On December 17, 2015, Senators Jack Reed (D-RI) and Susan Collins (R-Maine) introduced the Cybersecurity Disclosure Act of 2015, S.2410 (the “Act”), with the purpose of promoting “transparency in the oversight of cybersecurity risks at publicly traded companies.”
The Act would apply to publicly traded companies registered under section 12 of the Securities Exchange Act of 1934 (the “1934 Act”) or companies required to file reports under section 15(d) of the 1934 Act. The Act mandates the Securities and Exchange Commission (the “SEC”) to issue rules that require publicly traded companies to disclose any board director or general partner that has cybersecurity expertise or experience. In its annual reports, the company must name those directors or partners and detail the nature of that person’s expertise or experience.
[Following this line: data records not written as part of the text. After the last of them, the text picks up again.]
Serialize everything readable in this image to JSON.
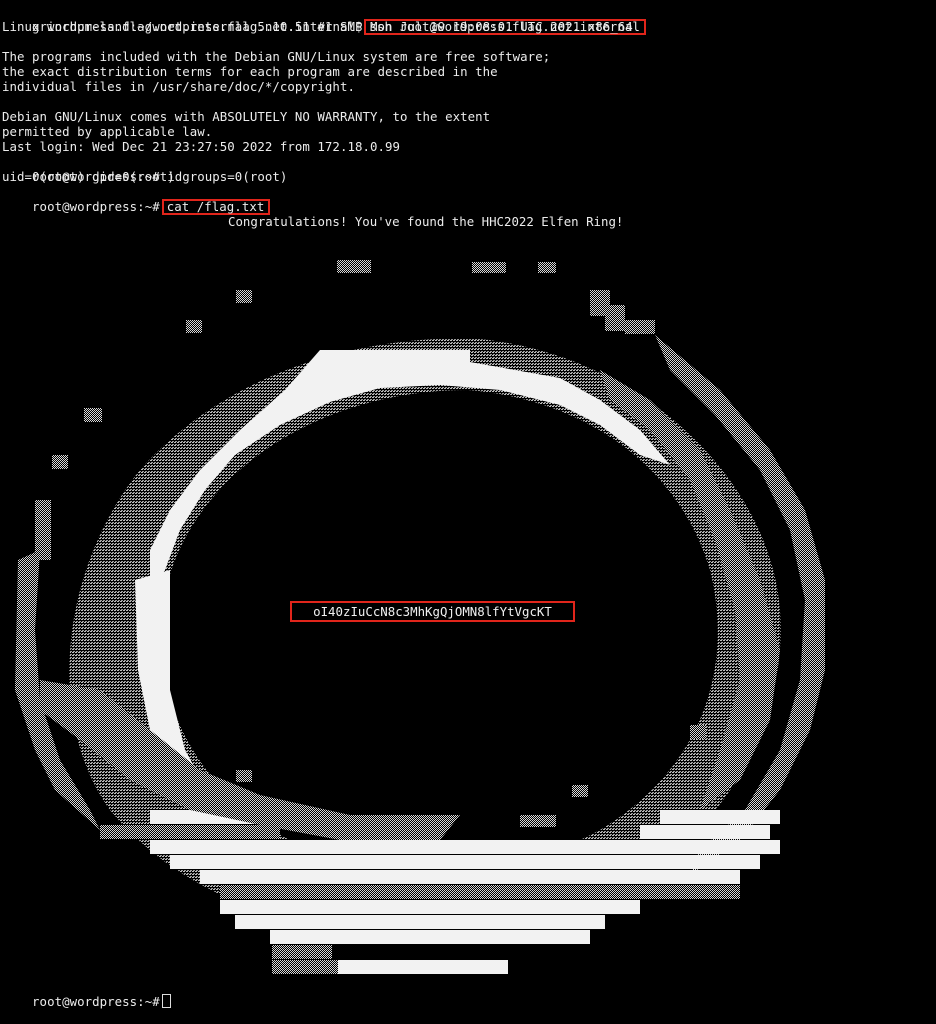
{
  "terminal": {
    "prompt_local": "grinchum-land:~/wordpress.flag.net.internal$",
    "ssh_command": "ssh root@wordpress.flag.net.internal",
    "uname_line": "Linux wordpress.flag.net.internal 5.10.51 #1 SMP Mon Jul 19 19:08:01 UTC 2021 x86_64",
    "motd": [
      "The programs included with the Debian GNU/Linux system are free software;",
      "the exact distribution terms for each program are described in the",
      "individual files in /usr/share/doc/*/copyright.",
      "Debian GNU/Linux comes with ABSOLUTELY NO WARRANTY, to the extent",
      "permitted by applicable law."
    ],
    "last_login": "Last login: Wed Dec 21 23:27:50 2022 from 172.18.0.99",
    "prompt_remote": "root@wordpress:~#",
    "cmd_id": "id",
    "id_output": "uid=0(root) gid=0(root) groups=0(root)",
    "cmd_cat": "cat /flag.txt",
    "congrats": "Congratulations! You've found the HHC2022 Elfen Ring!",
    "flag": "oI40zIuCcN8c3MhKgQjOMN8lfYtVgcKT",
    "final_prompt": "root@wordpress:~#"
  },
  "colors": {
    "background": "#000000",
    "text": "#ececec",
    "highlight_box": "#e1251b",
    "ring_solid": "#f2f2f2",
    "ring_shade": "#9a9a9a"
  }
}
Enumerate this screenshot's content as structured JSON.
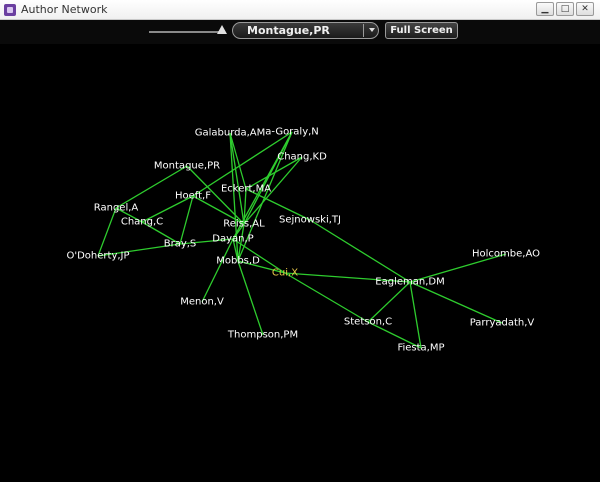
{
  "window": {
    "title": "Author Network",
    "app_icon": "graph-app-icon"
  },
  "controls": {
    "zoom_slider": {
      "icon": "slider-thumb-icon"
    },
    "author_select": {
      "value": "Montague,PR",
      "icon": "chevron-down-icon"
    },
    "fullscreen_label": "Full Screen"
  },
  "colors": {
    "edge": "#2ecc2e",
    "node_text": "#ffffff",
    "highlight": "#e8c84a",
    "background": "#000000"
  },
  "network": {
    "nodes": [
      {
        "id": "galaburda",
        "label": "Galaburda,AM"
      },
      {
        "id": "agoraly",
        "label": "a-Goraly,N"
      },
      {
        "id": "changkd",
        "label": "Chang,KD"
      },
      {
        "id": "montague",
        "label": "Montague,PR"
      },
      {
        "id": "eckert",
        "label": "Eckert,MA"
      },
      {
        "id": "hoeft",
        "label": "Hoeft,F"
      },
      {
        "id": "rangel",
        "label": "Rangel,A"
      },
      {
        "id": "changc",
        "label": "Chang,C"
      },
      {
        "id": "sejnowski",
        "label": "Sejnowski,TJ"
      },
      {
        "id": "reiss",
        "label": "Reiss,AL"
      },
      {
        "id": "dayan",
        "label": "Dayan,P"
      },
      {
        "id": "bray",
        "label": "Bray,S"
      },
      {
        "id": "odoherty",
        "label": "O'Doherty,JP"
      },
      {
        "id": "mobbs",
        "label": "Mobbs,D"
      },
      {
        "id": "cui",
        "label": "Cui,X",
        "highlighted": true
      },
      {
        "id": "holcombe",
        "label": "Holcombe,AO"
      },
      {
        "id": "eagleman",
        "label": "Eagleman,DM"
      },
      {
        "id": "menon",
        "label": "Menon,V"
      },
      {
        "id": "stetson",
        "label": "Stetson,C"
      },
      {
        "id": "parryadath",
        "label": "Parryadath,V"
      },
      {
        "id": "thompson",
        "label": "Thompson,PM"
      },
      {
        "id": "fiesta",
        "label": "Fiesta,MP"
      }
    ],
    "edges": [
      [
        "montague",
        "rangel"
      ],
      [
        "montague",
        "reiss"
      ],
      [
        "rangel",
        "odoherty"
      ],
      [
        "rangel",
        "changc"
      ],
      [
        "galaburda",
        "eckert"
      ],
      [
        "galaburda",
        "reiss"
      ],
      [
        "galaburda",
        "mobbs"
      ],
      [
        "agoraly",
        "hoeft"
      ],
      [
        "agoraly",
        "reiss"
      ],
      [
        "agoraly",
        "mobbs"
      ],
      [
        "agoraly",
        "dayan"
      ],
      [
        "changkd",
        "eckert"
      ],
      [
        "changkd",
        "reiss"
      ],
      [
        "hoeft",
        "changc"
      ],
      [
        "hoeft",
        "bray"
      ],
      [
        "hoeft",
        "reiss"
      ],
      [
        "eckert",
        "reiss"
      ],
      [
        "eckert",
        "sejnowski"
      ],
      [
        "changc",
        "bray"
      ],
      [
        "bray",
        "odoherty"
      ],
      [
        "bray",
        "dayan"
      ],
      [
        "sejnowski",
        "eagleman"
      ],
      [
        "reiss",
        "mobbs"
      ],
      [
        "reiss",
        "dayan"
      ],
      [
        "dayan",
        "mobbs"
      ],
      [
        "dayan",
        "menon"
      ],
      [
        "dayan",
        "cui"
      ],
      [
        "mobbs",
        "cui"
      ],
      [
        "mobbs",
        "thompson"
      ],
      [
        "cui",
        "eagleman"
      ],
      [
        "cui",
        "stetson"
      ],
      [
        "eagleman",
        "holcombe"
      ],
      [
        "eagleman",
        "parryadath"
      ],
      [
        "eagleman",
        "stetson"
      ],
      [
        "eagleman",
        "fiesta"
      ],
      [
        "stetson",
        "fiesta"
      ]
    ]
  }
}
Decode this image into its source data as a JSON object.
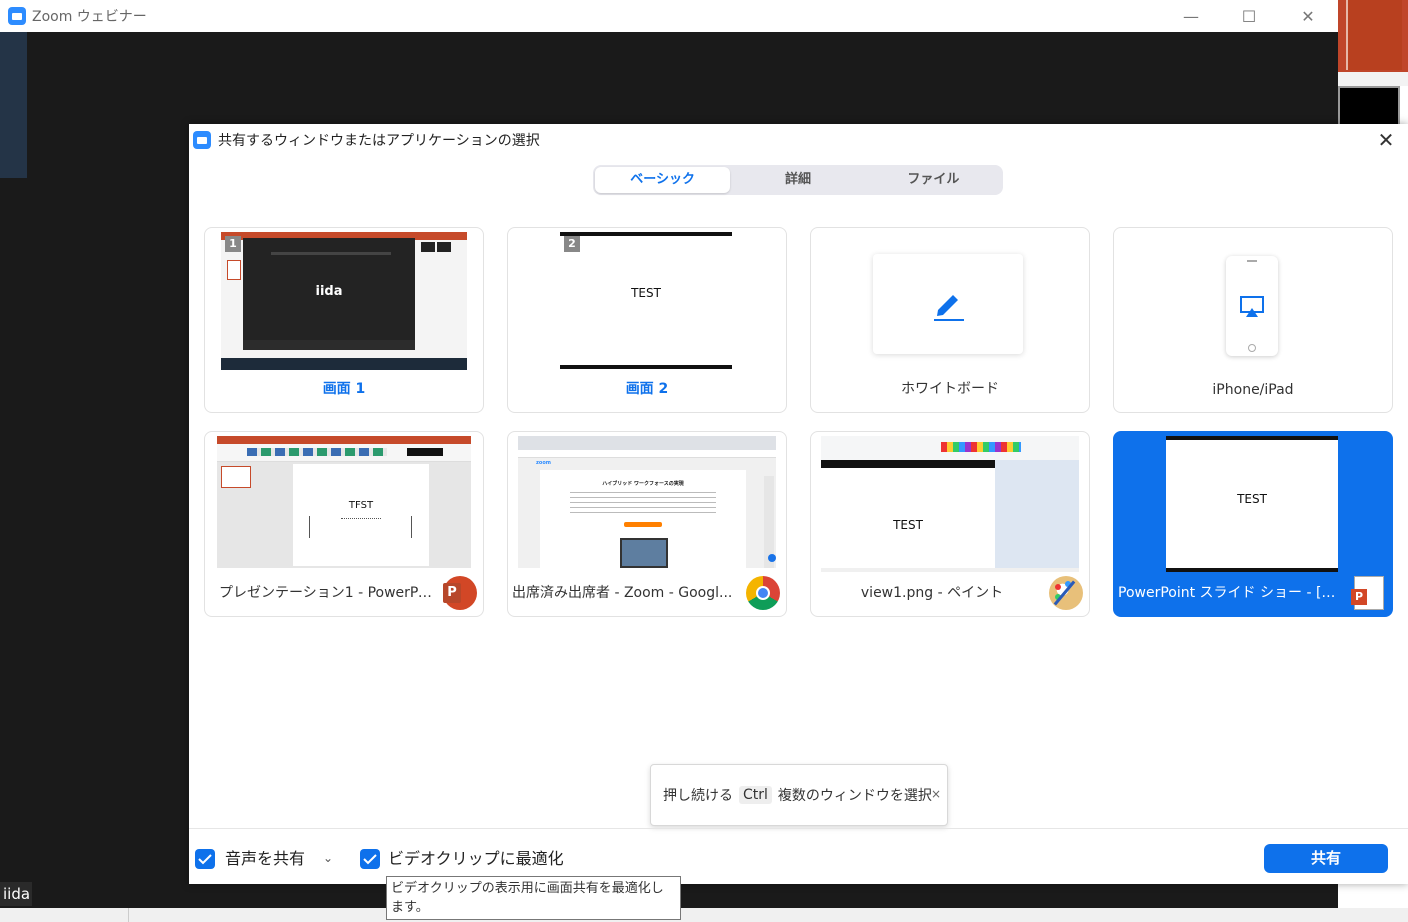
{
  "window": {
    "title": "Zoom ウェビナー",
    "minimize": "—",
    "maximize": "☐",
    "close": "✕"
  },
  "participant_name": "iida",
  "dialog": {
    "title": "共有するウィンドウまたはアプリケーションの選択",
    "close": "✕",
    "tabs": [
      {
        "label": "ベーシック",
        "active": true
      },
      {
        "label": "詳細",
        "active": false
      },
      {
        "label": "ファイル",
        "active": false
      }
    ],
    "tiles": [
      {
        "label": "画面 1",
        "badge": "1",
        "thumb_text": "iida"
      },
      {
        "label": "画面 2",
        "badge": "2",
        "thumb_text": "TEST"
      },
      {
        "label": "ホワイトボード"
      },
      {
        "label": "iPhone/iPad"
      },
      {
        "label": "プレゼンテーション1 - PowerPoint",
        "thumb_text": "TFST"
      },
      {
        "label": "出席済み出席者 - Zoom - Googl...",
        "thumb_heading": "ハイブリッド ワークフォースの実現",
        "thumb_logo": "zoom"
      },
      {
        "label": "view1.png - ペイント",
        "thumb_text": "TEST"
      },
      {
        "label": "PowerPoint スライド ショー - [プレゼ...",
        "thumb_text": "TEST",
        "selected": true
      }
    ],
    "hint": {
      "prefix": "押し続ける",
      "key": "Ctrl",
      "suffix": "複数のウィンドウを選択",
      "close": "×"
    },
    "footer": {
      "share_audio": "音声を共有",
      "optimize_video": "ビデオクリップに最適化",
      "share_button": "共有"
    },
    "video_tooltip": "ビデオクリップの表示用に画面共有を最適化します。"
  },
  "colors": {
    "accent": "#0e71eb",
    "zoom_blue": "#2d8cff",
    "ppt_red": "#d24726"
  }
}
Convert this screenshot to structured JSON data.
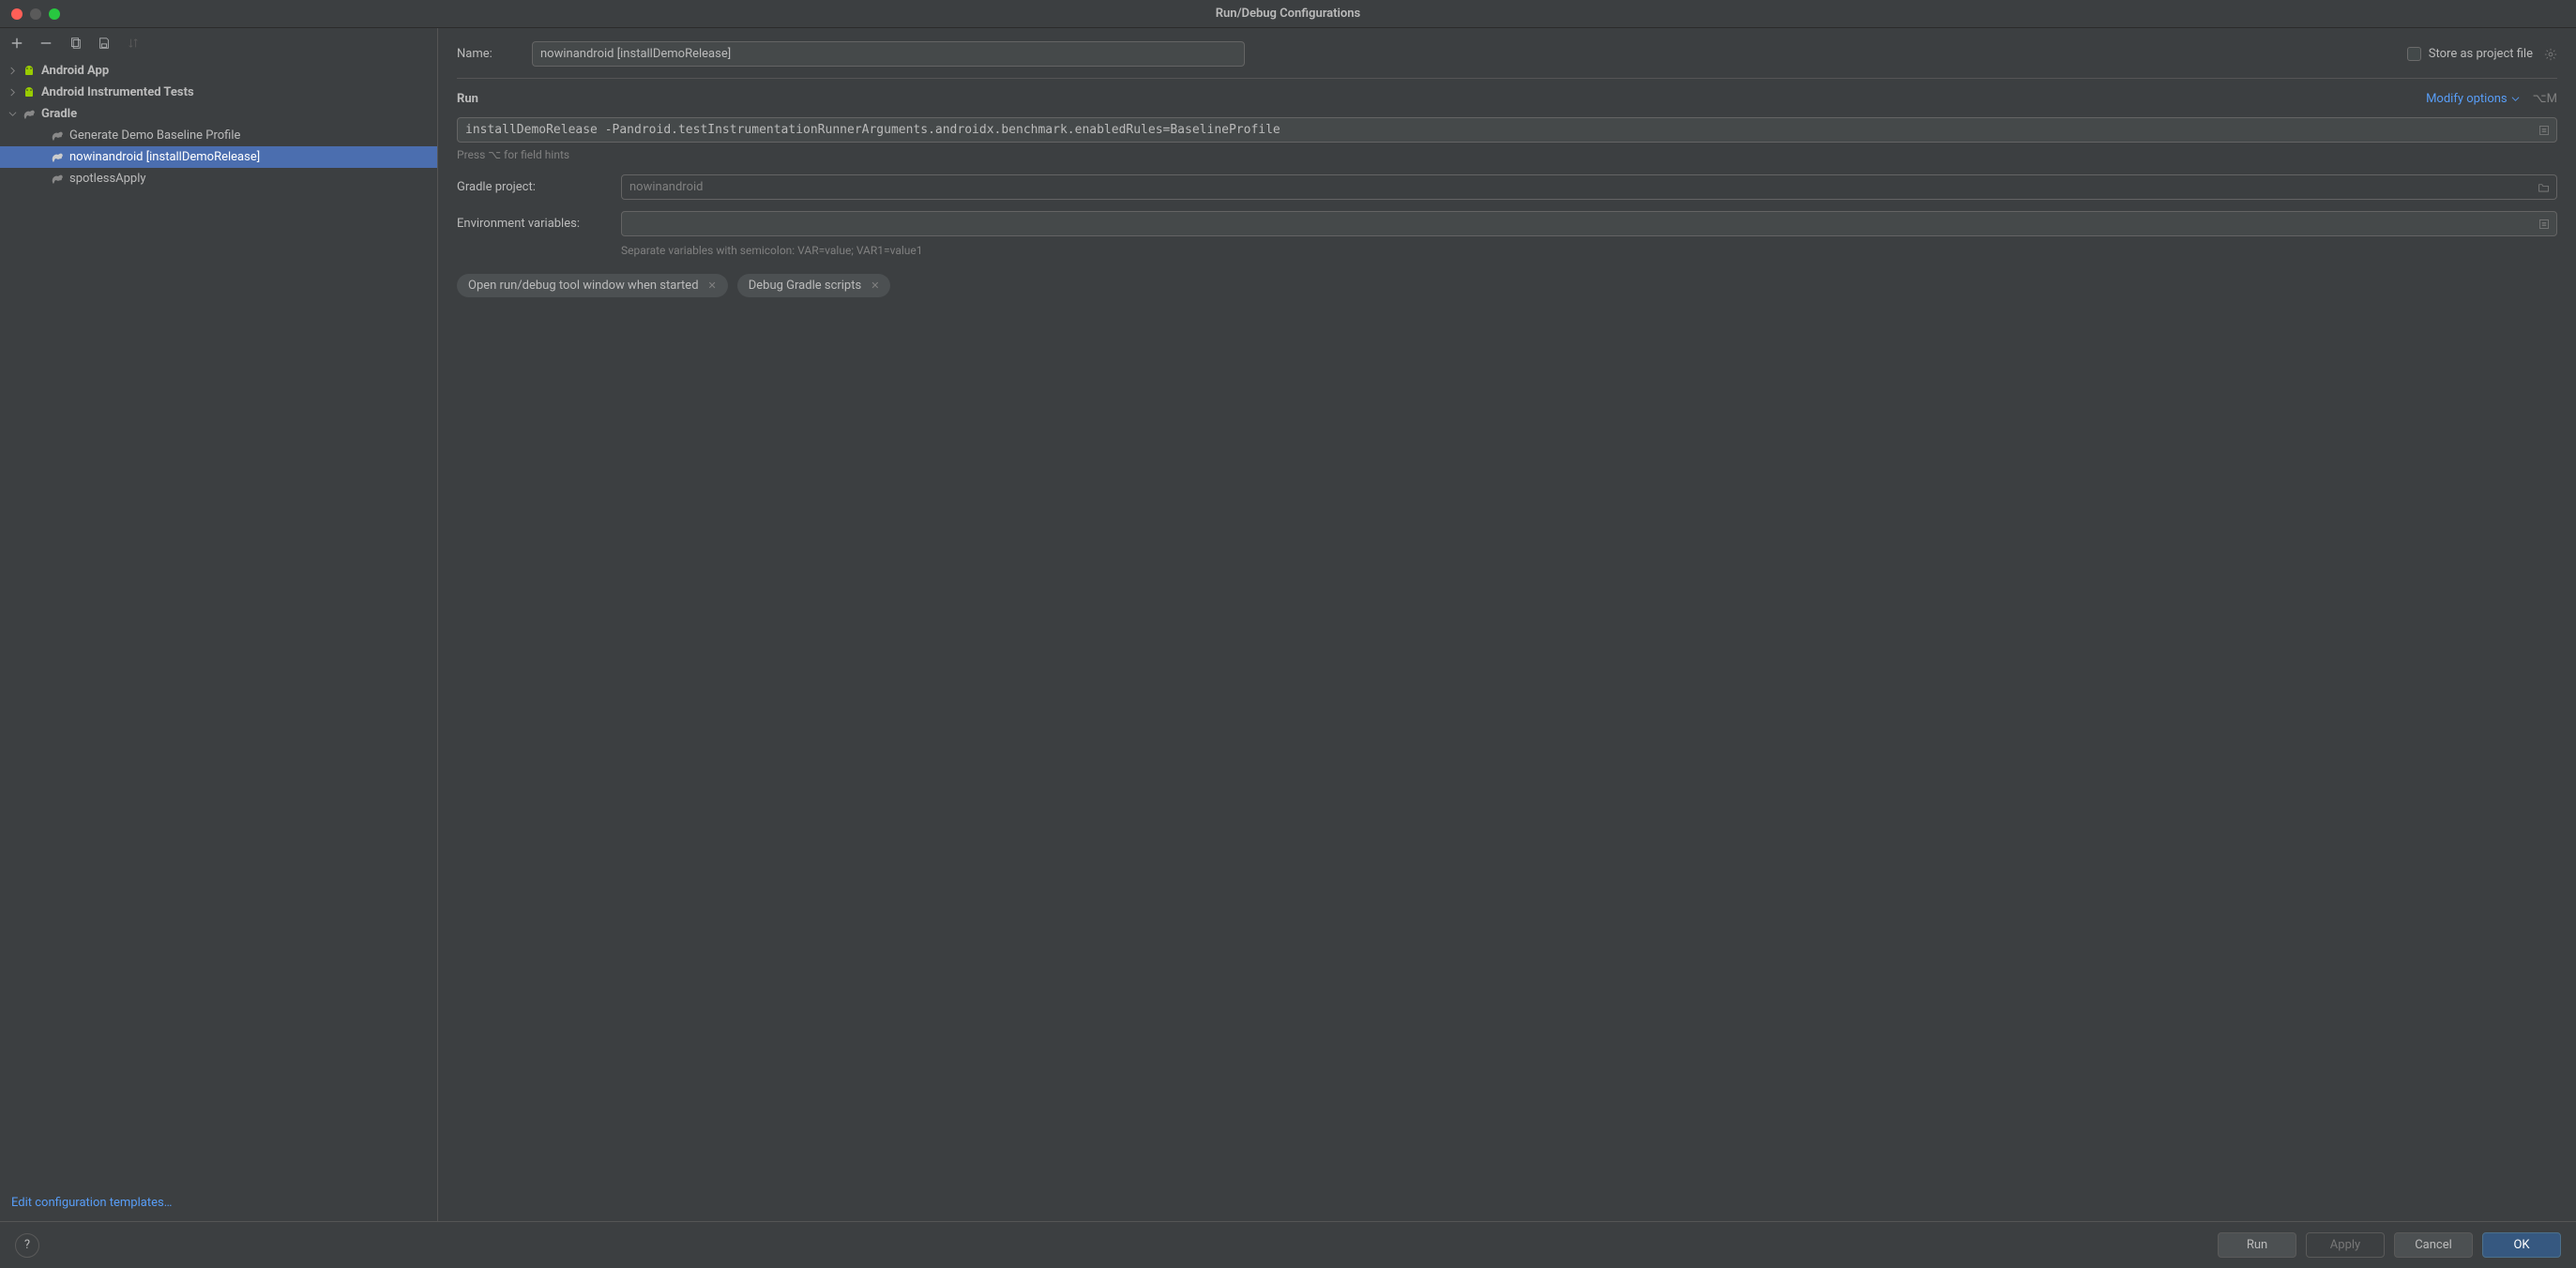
{
  "window": {
    "title": "Run/Debug Configurations"
  },
  "sidebar": {
    "groups": [
      {
        "label": "Android App",
        "expanded": false,
        "icon": "android"
      },
      {
        "label": "Android Instrumented Tests",
        "expanded": false,
        "icon": "android"
      },
      {
        "label": "Gradle",
        "expanded": true,
        "icon": "gradle",
        "children": [
          {
            "label": "Generate Demo Baseline Profile",
            "selected": false
          },
          {
            "label": "nowinandroid [installDemoRelease]",
            "selected": true
          },
          {
            "label": "spotlessApply",
            "selected": false
          }
        ]
      }
    ],
    "edit_templates": "Edit configuration templates…"
  },
  "form": {
    "name_label": "Name:",
    "name_value": "nowinandroid [installDemoRelease]",
    "store_as_project_file": "Store as project file",
    "run_section": "Run",
    "modify_options": "Modify options",
    "modify_shortcut": "⌥M",
    "tasks_value": "installDemoRelease -Pandroid.testInstrumentationRunnerArguments.androidx.benchmark.enabledRules=BaselineProfile",
    "field_hints": "Press ⌥ for field hints",
    "gradle_project_label": "Gradle project:",
    "gradle_project_value": "nowinandroid",
    "env_label": "Environment variables:",
    "env_value": "",
    "env_hint": "Separate variables with semicolon: VAR=value; VAR1=value1",
    "chips": [
      "Open run/debug tool window when started",
      "Debug Gradle scripts"
    ]
  },
  "buttons": {
    "run": "Run",
    "apply": "Apply",
    "cancel": "Cancel",
    "ok": "OK"
  }
}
The Act tasks the SEC and the National Institute of Standards and Technology with defining what constitutes expertise or experience in cybersecurity.
If there are no directors or partners with such cybersecurity expertise, then the company must describe “what other cybersecurity steps taken by the reporting company were taken into account” by those responsible for nominating new members to the board.
What does this mean for you?
It is important to note that the Act does not propose that companies should be required to elect a cybersecurity expert onto its board of directors. Instead, it would likely encourage company shareholders to include cybersecurity experts on its board and to be better aware of cybersecurity concerns. Although it is uncertain whether the Act will be approved, lawmakers’ increased interest into companies’ cybersecurity protocols should make companies evaluate their own cybersecurity policies and consider how to implement cybersecurity concerns into their business decision-making process.